Maria S Altieri, MD, Dana A Telem, MD, Jie Yang, PhD, Jiawen Zhu, Caitlin Halbert, DO, Mark Talamini, MD, Aurora D Pryor, MD. Stony Brook University Hospital
Laparoscopy has become the standard of care, although not adopted by all surgeons for many procedures. The use of robotic-assisted surgery (RAS) has been cited as a significant technological advancement in the area of minimally invasive surgery. While the penetrance of robotic surgery into field of urology and gynecology has been significant, general surgeons have been slower adopters, citing higher intraoperative cost and considerable learning curve compared to conventional laparoscopy. We sought to compare laparoscopy and RAS among five different general surgical procedures with various penetrance of laparoscopy.
Following IRB approval, the New York Statewide Planning and Research Cooperative System (SPARCS) administrative data was used to identify five common laparoscopic general surgery procedures: Cholecystectomy, Colectomy, Esophageal Fundoplication (EF), Roux-en-Y Gastric Bypass (RYGB) and Sleeve gastrectomy (SG) between 2008-2012. SPARCS is a comprehensive data reporting system which collects patient level detail on patient characteristics, diagnoses, treatment, and complications for every hospital charge in the New York State. ICD-9 codes were used to select laparoscopic versus robotic procedures. Patients with missing identification code, age<18 years, patients with multiple procedures in one record, and those with open procedures were excluded. Procedures were compared based on overall complication (yes vs no) and hospital length of stay (HLOS). Following univariate analysis, propensity score analysis was used to estimate the marginal differences between patients who underwent robotic-assisted and laparoscopic procedures. P-values <0.05 were considered significant.

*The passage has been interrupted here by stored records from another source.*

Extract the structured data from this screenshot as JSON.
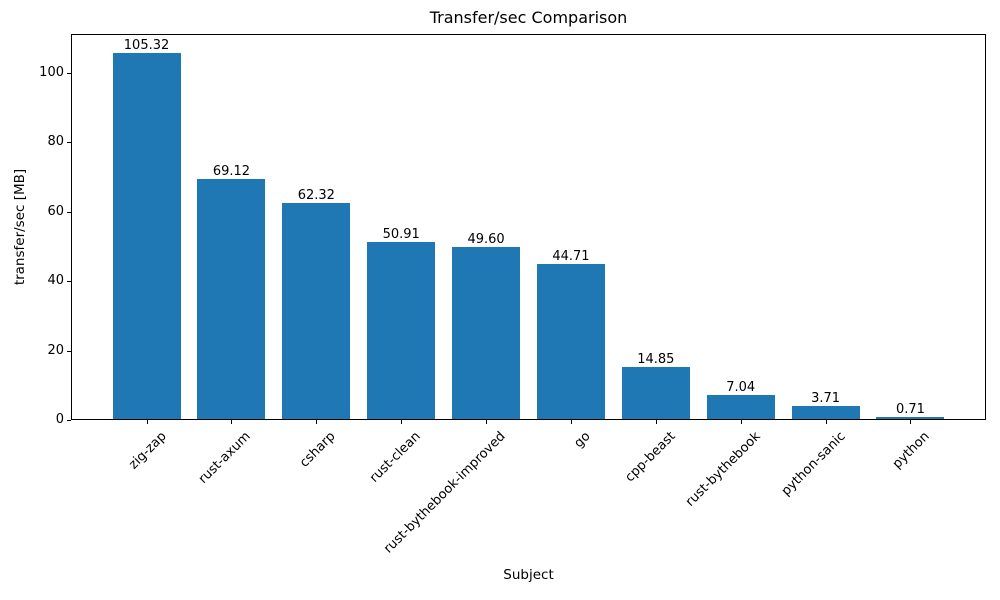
{
  "figure": {
    "background": "#ffffff",
    "text_color": "#000000",
    "axis_color": "#000000"
  },
  "chart_data": {
    "type": "bar",
    "title": "Transfer/sec Comparison",
    "xlabel": "Subject",
    "ylabel": "transfer/sec [MB]",
    "categories": [
      "zig-zap",
      "rust-axum",
      "csharp",
      "rust-clean",
      "rust-bythebook-improved",
      "go",
      "cpp-beast",
      "rust-bythebook",
      "python-sanic",
      "python"
    ],
    "values": [
      105.32,
      69.12,
      62.32,
      50.91,
      49.6,
      44.71,
      14.85,
      7.04,
      3.71,
      0.71
    ],
    "value_labels": [
      "105.32",
      "69.12",
      "62.32",
      "50.91",
      "49.60",
      "44.71",
      "14.85",
      "7.04",
      "3.71",
      "0.71"
    ],
    "ytick_values": [
      0,
      20,
      40,
      60,
      80,
      100
    ],
    "ytick_labels": [
      "0",
      "20",
      "40",
      "60",
      "80",
      "100"
    ],
    "ylim": [
      0,
      111.2
    ],
    "bar_color": "#1f77b4",
    "grid": false,
    "legend": null,
    "xtick_rotation_deg": 45
  }
}
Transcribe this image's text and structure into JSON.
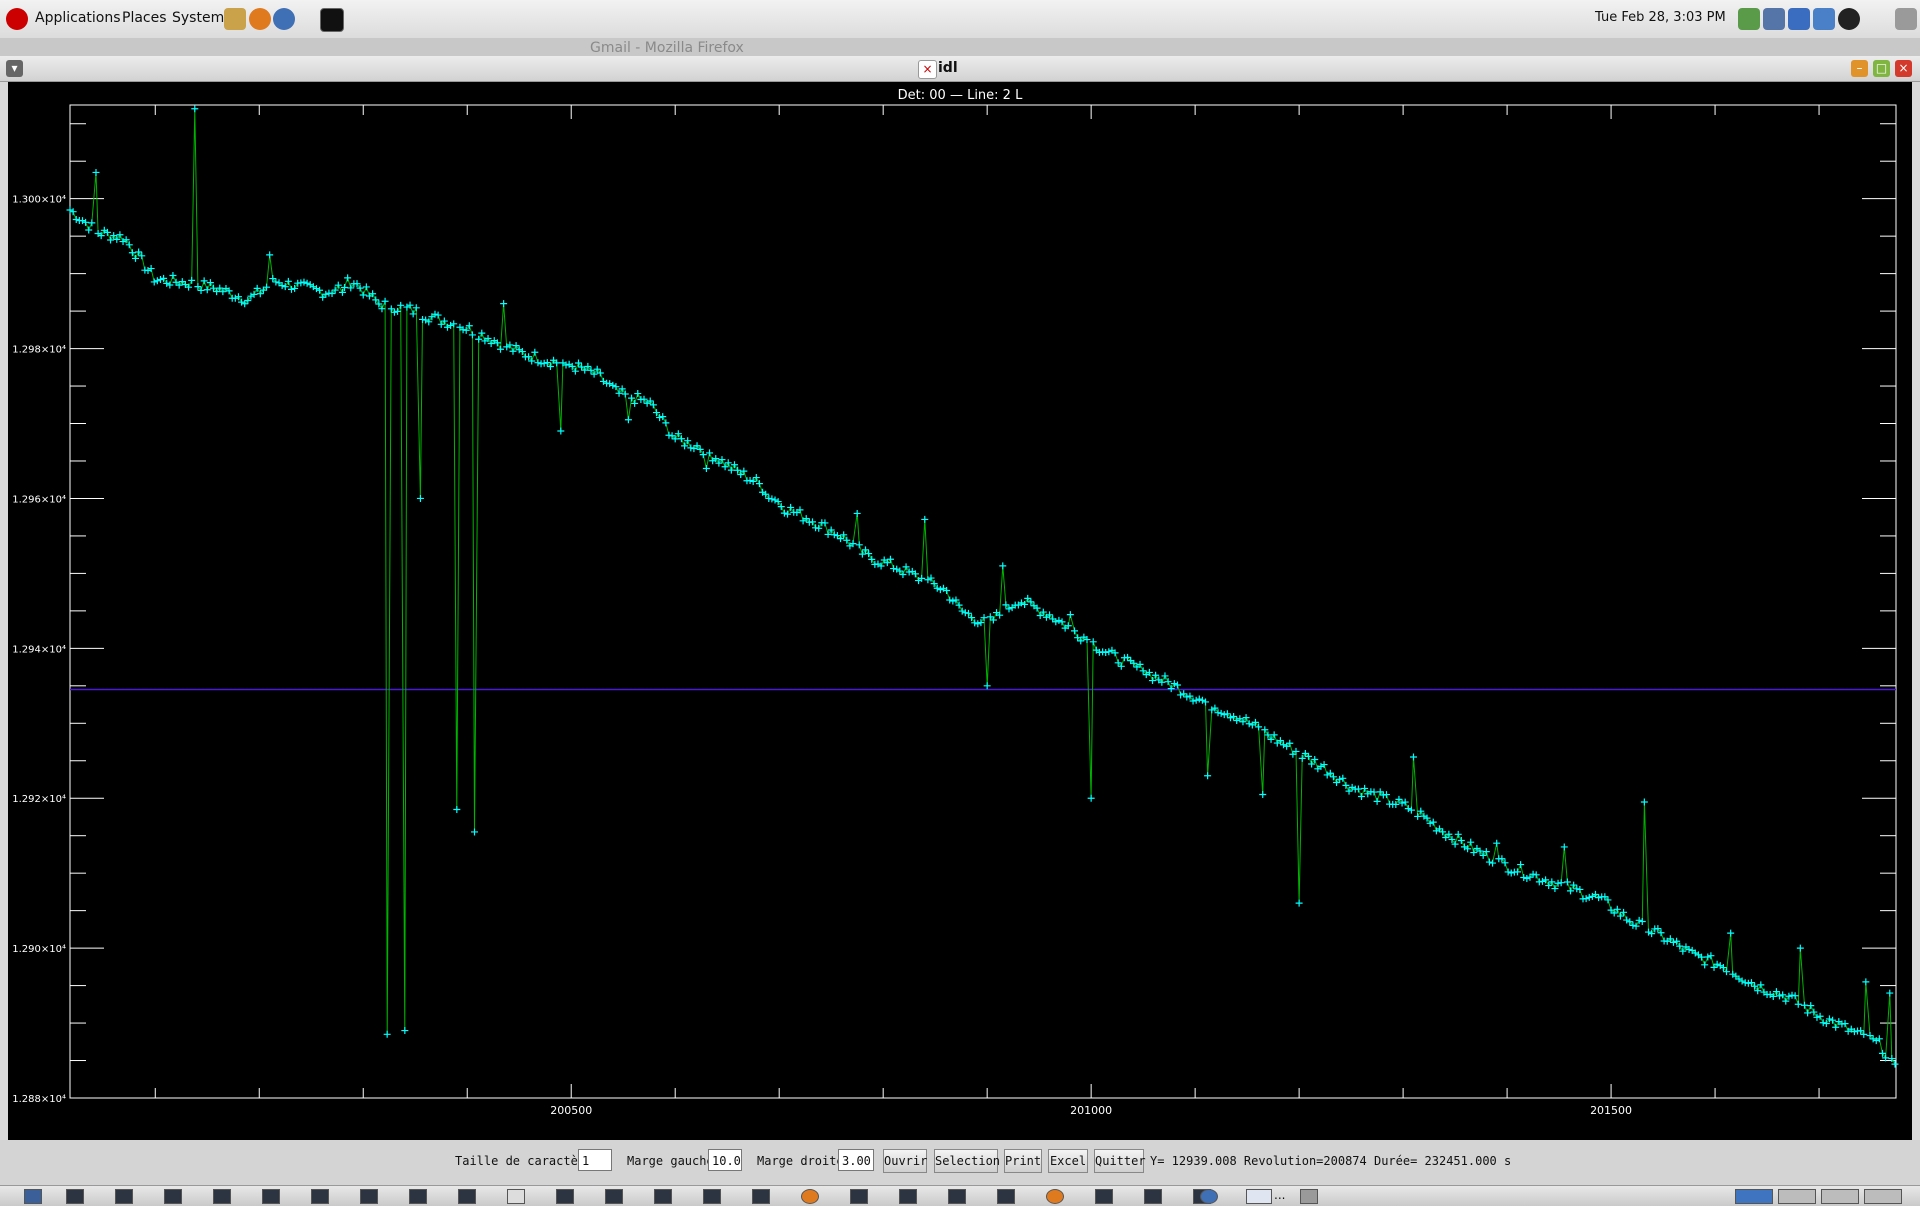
{
  "top_panel": {
    "menus": [
      "Applications",
      "Places",
      "System"
    ],
    "clock": "Tue Feb 28,  3:03 PM"
  },
  "background_window": {
    "title": "Gmail - Mozilla Firefox"
  },
  "window": {
    "title": "idl"
  },
  "plot": {
    "title": "Det: 00 — Line:    2 L"
  },
  "controls": {
    "font_size_label": "Taille de caractère",
    "font_size_value": "1",
    "left_margin_label": "Marge gauche",
    "left_margin_value": "10.0",
    "right_margin_label": "Marge droite",
    "right_margin_value": "3.00",
    "open_label": "Ouvrir",
    "selection_label": "Selection",
    "print_label": "Print",
    "excel_label": "Excel",
    "quit_label": "Quitter",
    "readout": "Y=    12939.008 Revolution=200874 Durée=  232451.000 s"
  },
  "taskbar": {
    "task_label": "..."
  },
  "colors": {
    "background": "#000000",
    "series": "#00ffff",
    "connector": "#00b300",
    "reference_line": "#4b1bd6",
    "axes": "#ffffff"
  },
  "chart_data": {
    "type": "line",
    "title": "Det: 00 — Line:    2 L",
    "xlabel": "",
    "ylabel": "",
    "xlim": [
      200018,
      201774
    ],
    "ylim": [
      12880,
      13012.5
    ],
    "x_ticks": [
      200500,
      201000,
      201500
    ],
    "y_tick_labels": [
      "1.288×10⁴",
      "1.290×10⁴",
      "1.292×10⁴",
      "1.294×10⁴",
      "1.296×10⁴",
      "1.298×10⁴",
      "1.300×10⁴"
    ],
    "y_ticks": [
      12880,
      12900,
      12920,
      12940,
      12960,
      12980,
      13000
    ],
    "reference_line_y": 12934.5,
    "series": [
      {
        "marker": "+",
        "points": [
          [
            200018,
            12998.5
          ],
          [
            200045,
            12995.5
          ],
          [
            200070,
            12994.8
          ],
          [
            200100,
            12989.2
          ],
          [
            200130,
            12988.8
          ],
          [
            200160,
            12988.0
          ],
          [
            200190,
            12986.5
          ],
          [
            200215,
            12989.0
          ],
          [
            200240,
            12988.2
          ],
          [
            200265,
            12987.5
          ],
          [
            200290,
            12989.0
          ],
          [
            200315,
            12986.0
          ],
          [
            200345,
            12985.2
          ],
          [
            200370,
            12984.0
          ],
          [
            200395,
            12983.0
          ],
          [
            200420,
            12981.5
          ],
          [
            200450,
            12979.5
          ],
          [
            200475,
            12978.5
          ],
          [
            200500,
            12977.8
          ],
          [
            200525,
            12976.5
          ],
          [
            200545,
            12974.0
          ],
          [
            200575,
            12972.8
          ],
          [
            200600,
            12968.0
          ],
          [
            200625,
            12966.8
          ],
          [
            200655,
            12964.0
          ],
          [
            200680,
            12962.0
          ],
          [
            200705,
            12958.8
          ],
          [
            200730,
            12957.2
          ],
          [
            200760,
            12955.0
          ],
          [
            200785,
            12952.2
          ],
          [
            200810,
            12951.0
          ],
          [
            200840,
            12949.0
          ],
          [
            200860,
            12947.8
          ],
          [
            200875,
            12945.0
          ],
          [
            200900,
            12943.2
          ],
          [
            200930,
            12946.5
          ],
          [
            200960,
            12944.5
          ],
          [
            200990,
            12941.8
          ],
          [
            201020,
            12939.0
          ],
          [
            201050,
            12937.0
          ],
          [
            201080,
            12935.0
          ],
          [
            201110,
            12932.8
          ],
          [
            201140,
            12931.0
          ],
          [
            201170,
            12928.5
          ],
          [
            201200,
            12926.0
          ],
          [
            201225,
            12924.0
          ],
          [
            201250,
            12921.5
          ],
          [
            201280,
            12920.0
          ],
          [
            201310,
            12918.5
          ],
          [
            201340,
            12915.5
          ],
          [
            201370,
            12913.0
          ],
          [
            201400,
            12911.0
          ],
          [
            201430,
            12909.5
          ],
          [
            201460,
            12908.0
          ],
          [
            201490,
            12906.5
          ],
          [
            201520,
            12903.5
          ],
          [
            201550,
            12901.5
          ],
          [
            201580,
            12899.0
          ],
          [
            201610,
            12897.5
          ],
          [
            201640,
            12895.0
          ],
          [
            201670,
            12893.5
          ],
          [
            201700,
            12891.0
          ],
          [
            201730,
            12889.0
          ],
          [
            201760,
            12887.0
          ],
          [
            201774,
            12883.5
          ]
        ],
        "spikes": [
          [
            200043,
            13003.5
          ],
          [
            200138,
            13012.0
          ],
          [
            200210,
            12992.5
          ],
          [
            200280,
            12987.5
          ],
          [
            200340,
            12889.0
          ],
          [
            200407,
            12915.5
          ],
          [
            200435,
            12986.0
          ],
          [
            200495,
            12977.8
          ],
          [
            200555,
            12970.5
          ],
          [
            200630,
            12964.0
          ],
          [
            200690,
            12960.0
          ],
          [
            200775,
            12958.0
          ],
          [
            200840,
            12957.2
          ],
          [
            200915,
            12951.0
          ],
          [
            200980,
            12944.5
          ],
          [
            201050,
            12937.0
          ],
          [
            201112,
            12923.0
          ],
          [
            201165,
            12920.5
          ],
          [
            201310,
            12925.5
          ],
          [
            201390,
            12914.0
          ],
          [
            201455,
            12913.5
          ],
          [
            201532,
            12919.5
          ],
          [
            201615,
            12902.0
          ],
          [
            201682,
            12900.0
          ],
          [
            201745,
            12895.5
          ],
          [
            201768,
            12894.0
          ]
        ],
        "dips": [
          [
            200323,
            12888.5
          ],
          [
            200355,
            12960.0
          ],
          [
            200390,
            12918.5
          ],
          [
            200490,
            12969.0
          ],
          [
            200900,
            12935.0
          ],
          [
            201000,
            12920.0
          ],
          [
            201200,
            12906.0
          ]
        ]
      }
    ]
  }
}
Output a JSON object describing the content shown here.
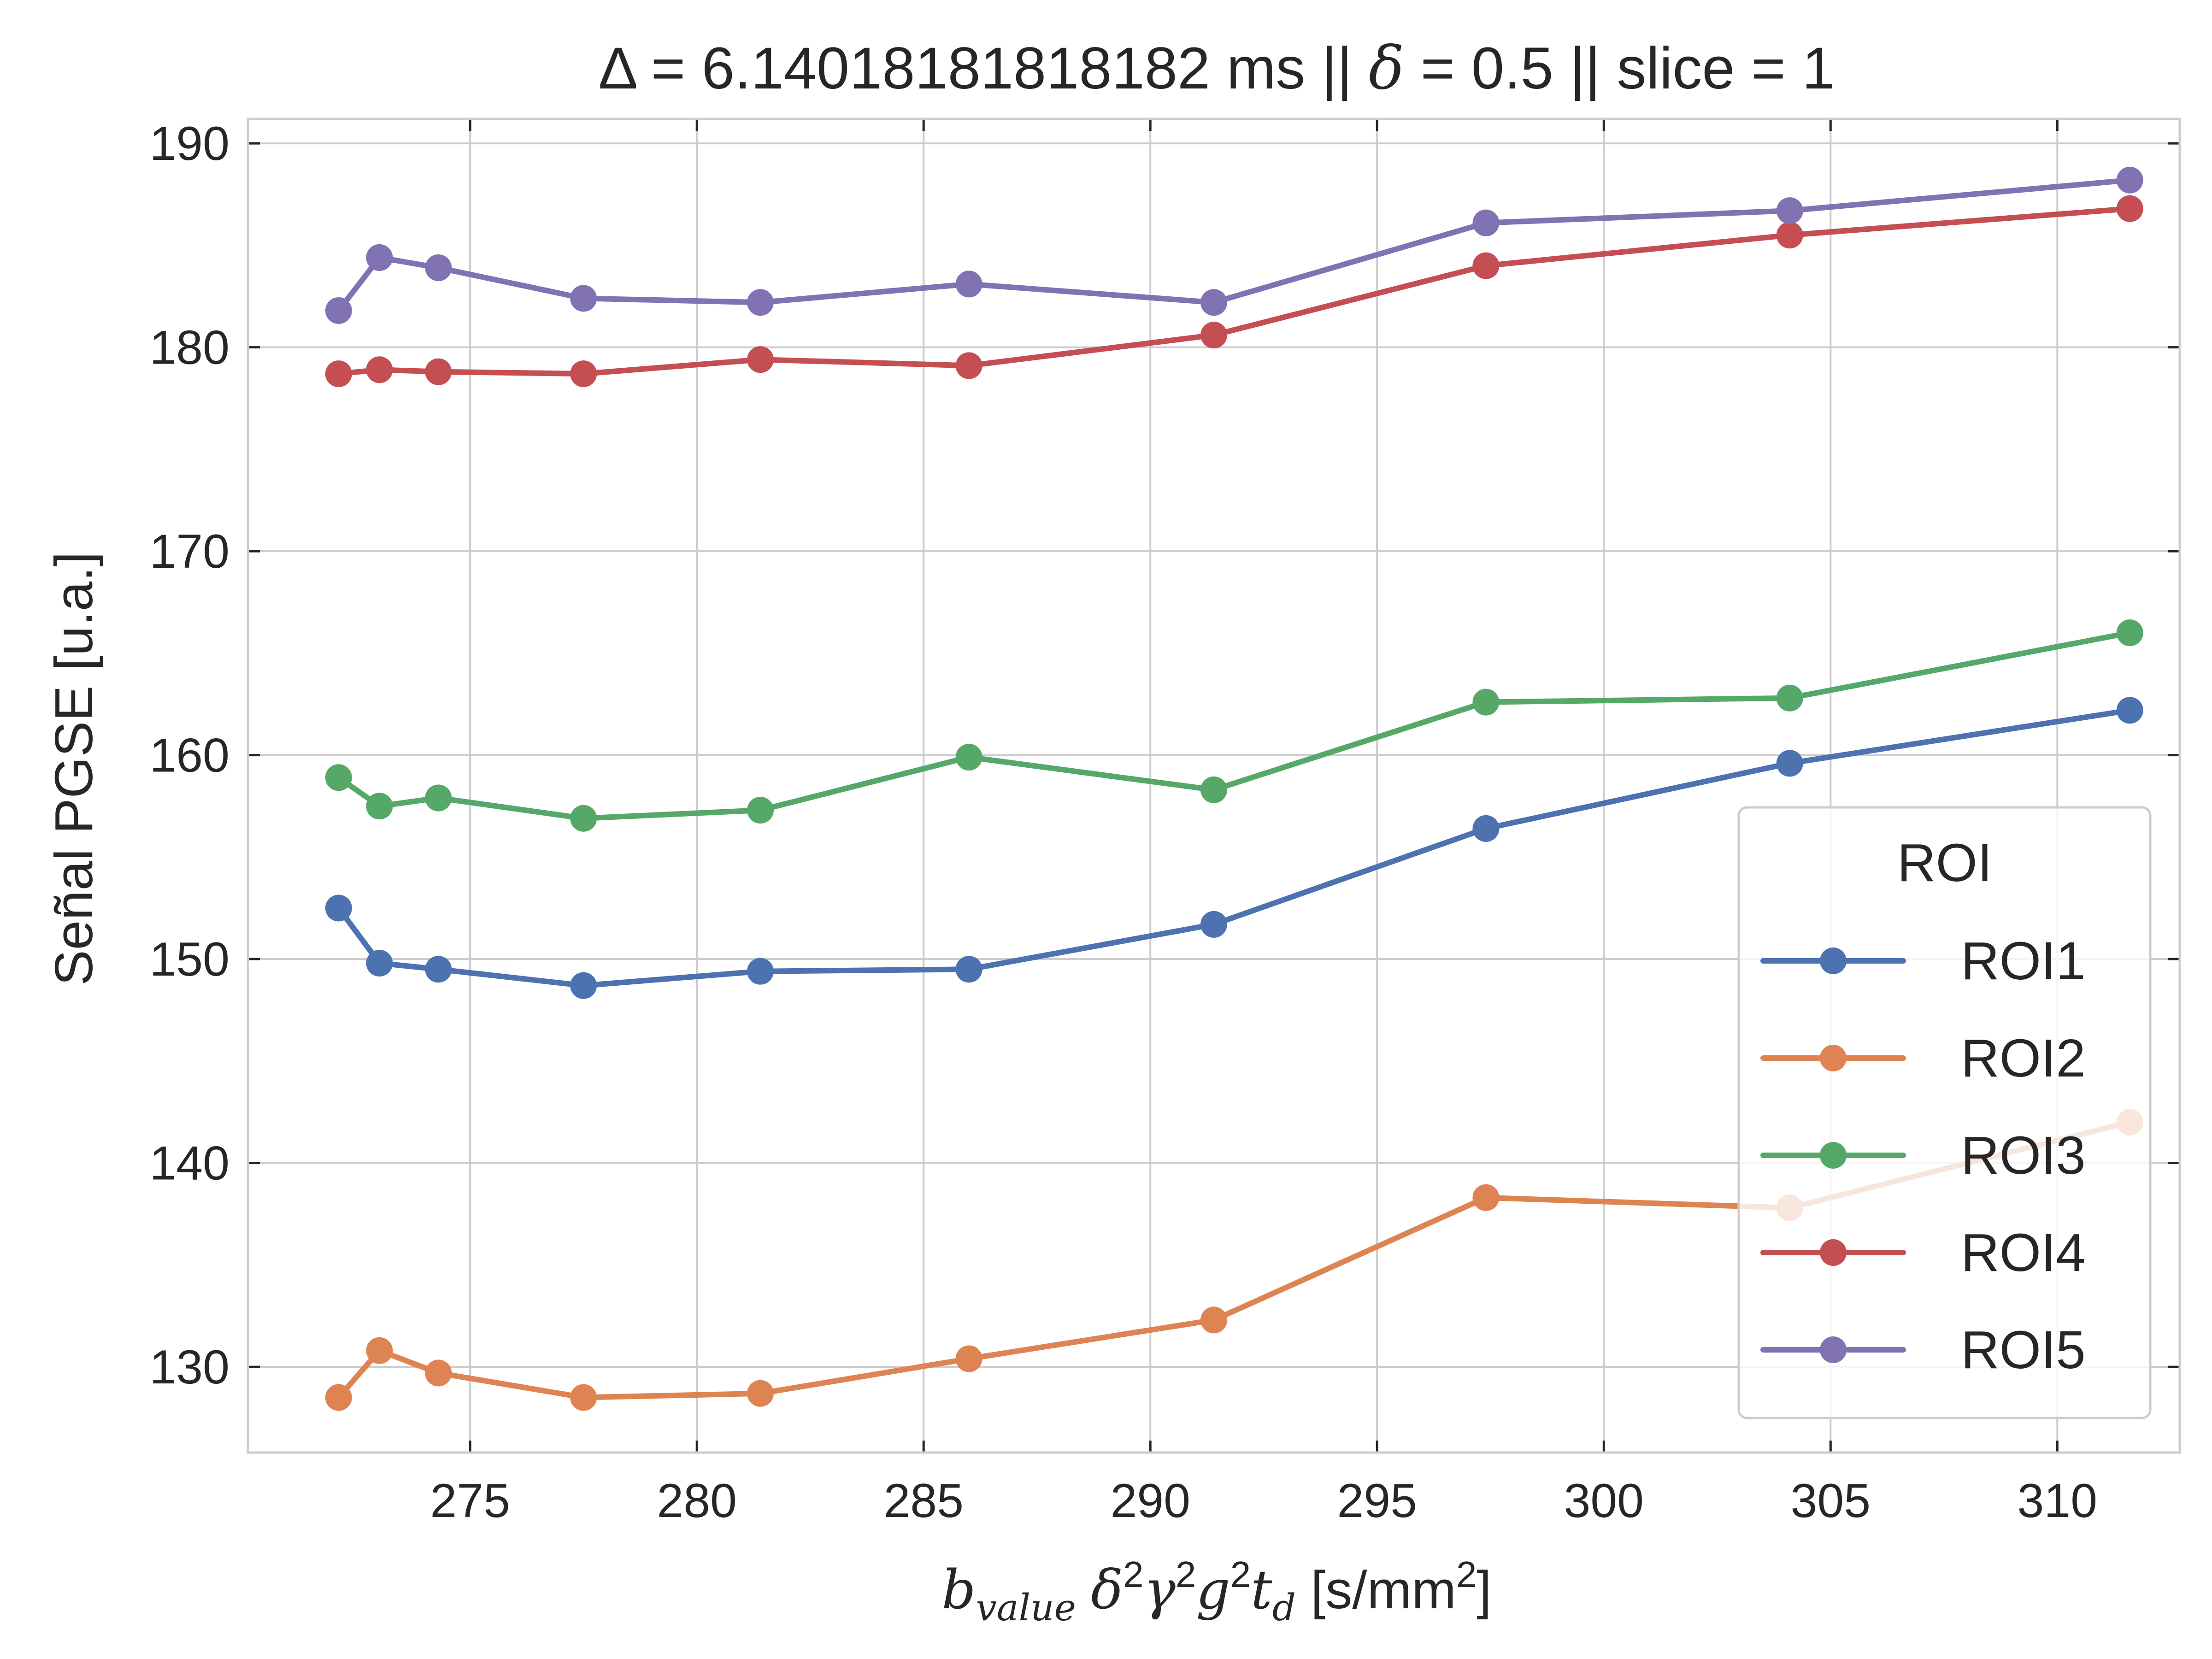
{
  "chart_data": {
    "type": "line",
    "title": {
      "part1": "Δ = 6.14018181818182 ms  ||  ",
      "delta_symbol": "δ",
      "part2": " = 0.5 || slice = 1"
    },
    "xlabel": {
      "b": "b",
      "value_sub": "value",
      "delta": "δ",
      "gamma": "γ",
      "g": "g",
      "t": "t",
      "d_sub": "d",
      "sup2": "2",
      "units_open": " [s/mm",
      "units_close": "]"
    },
    "ylabel": "Señal PGSE [u.a.]",
    "xlim": [
      270.1,
      312.7
    ],
    "ylim": [
      125.8,
      191.2
    ],
    "xticks": [
      275,
      280,
      285,
      290,
      295,
      300,
      305,
      310
    ],
    "yticks": [
      130,
      140,
      150,
      160,
      170,
      180,
      190
    ],
    "grid": true,
    "x": [
      272.1,
      273.0,
      274.3,
      277.5,
      281.4,
      286.0,
      291.4,
      297.4,
      304.1,
      311.6
    ],
    "series": [
      {
        "name": "ROI1",
        "color": "#4C72B0",
        "values": [
          152.5,
          149.8,
          149.5,
          148.7,
          149.4,
          149.5,
          151.7,
          156.4,
          159.6,
          162.2
        ]
      },
      {
        "name": "ROI2",
        "color": "#DD8452",
        "values": [
          128.5,
          130.8,
          129.7,
          128.5,
          128.7,
          130.4,
          132.3,
          138.3,
          137.8,
          142.0
        ]
      },
      {
        "name": "ROI3",
        "color": "#55A868",
        "values": [
          158.9,
          157.5,
          157.9,
          156.9,
          157.3,
          159.9,
          158.3,
          162.6,
          162.8,
          166.0
        ]
      },
      {
        "name": "ROI4",
        "color": "#C44E52",
        "values": [
          178.7,
          178.9,
          178.8,
          178.7,
          179.4,
          179.1,
          180.6,
          184.0,
          185.5,
          186.8
        ]
      },
      {
        "name": "ROI5",
        "color": "#8172B3",
        "values": [
          181.8,
          184.4,
          183.9,
          182.4,
          182.2,
          183.1,
          182.2,
          186.1,
          186.7,
          188.2
        ]
      }
    ],
    "legend": {
      "title": "ROI",
      "placement": "lower-right"
    }
  }
}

There were 1458 patients who had undergone robotic assisted surgery and 165332 patients who had undergone laparoscopic surgery among the five procedures between 2008-2012. Of the 1458 robotic cases, 186 were cholecystectomy, 307 were RYGB, 118 were SG, 288 were esophageal fundoplication, and 559 were colectomy. Initial univariate analysis showed a significantly higher rate of overall complications and HLOS in the laparoscopic group compared to the robotic (19.28% versus 16.32%, p=0.0041 and 5.18 versus 3.92 days, p<0.0001). Laparoscopic colectomy had a significantly higher rate of complications and longer length of stay compared to robotic approaches (32.26% versus 22.9% p<0.0001 and 6.76 versus 5.11 days, p<0.001). No difference in complications or HLOS was seen in the cholecystectomy group (20.59% versus 20.43%, p=1 and 4.92 versus 5.7 days, p=0.2371); RYGB group (6.32% versus 4.23%,p=0.1557 and 2.49 versus 2.5 days, p=0.9197); SG group (4.97% versus 4.24%, p=1 and 2.33 versus 2.37 days, p=0.64); EF group (14.87% versus 18.75%, p=0.0887 and 3.35 versus 3.13 days, p=0.3737). Following Propensity Score analysis patients who had undergone robotic-assisted colectomy had significantly lower rate of complications compared to those who underwent conventional laparoscopic procedure (P-value=0.0022). In addition, patients who underwent robotic assisted SG had on average 0.33 days longer HLOS (P-value =0.0037) (Table 1).
RAS exhibited non-superiority to laparoscopy in common laparoscopic procedures in terms of complications and HLOS. It may, however, present a safe and effective alternative to conventional laparoscopy in colorectal surgery, where penetrance of conventional laparoscopy has not been that prominent and complication rates are high. Robotic approaches may facilitate safer adoption of laparoscopy in these areas.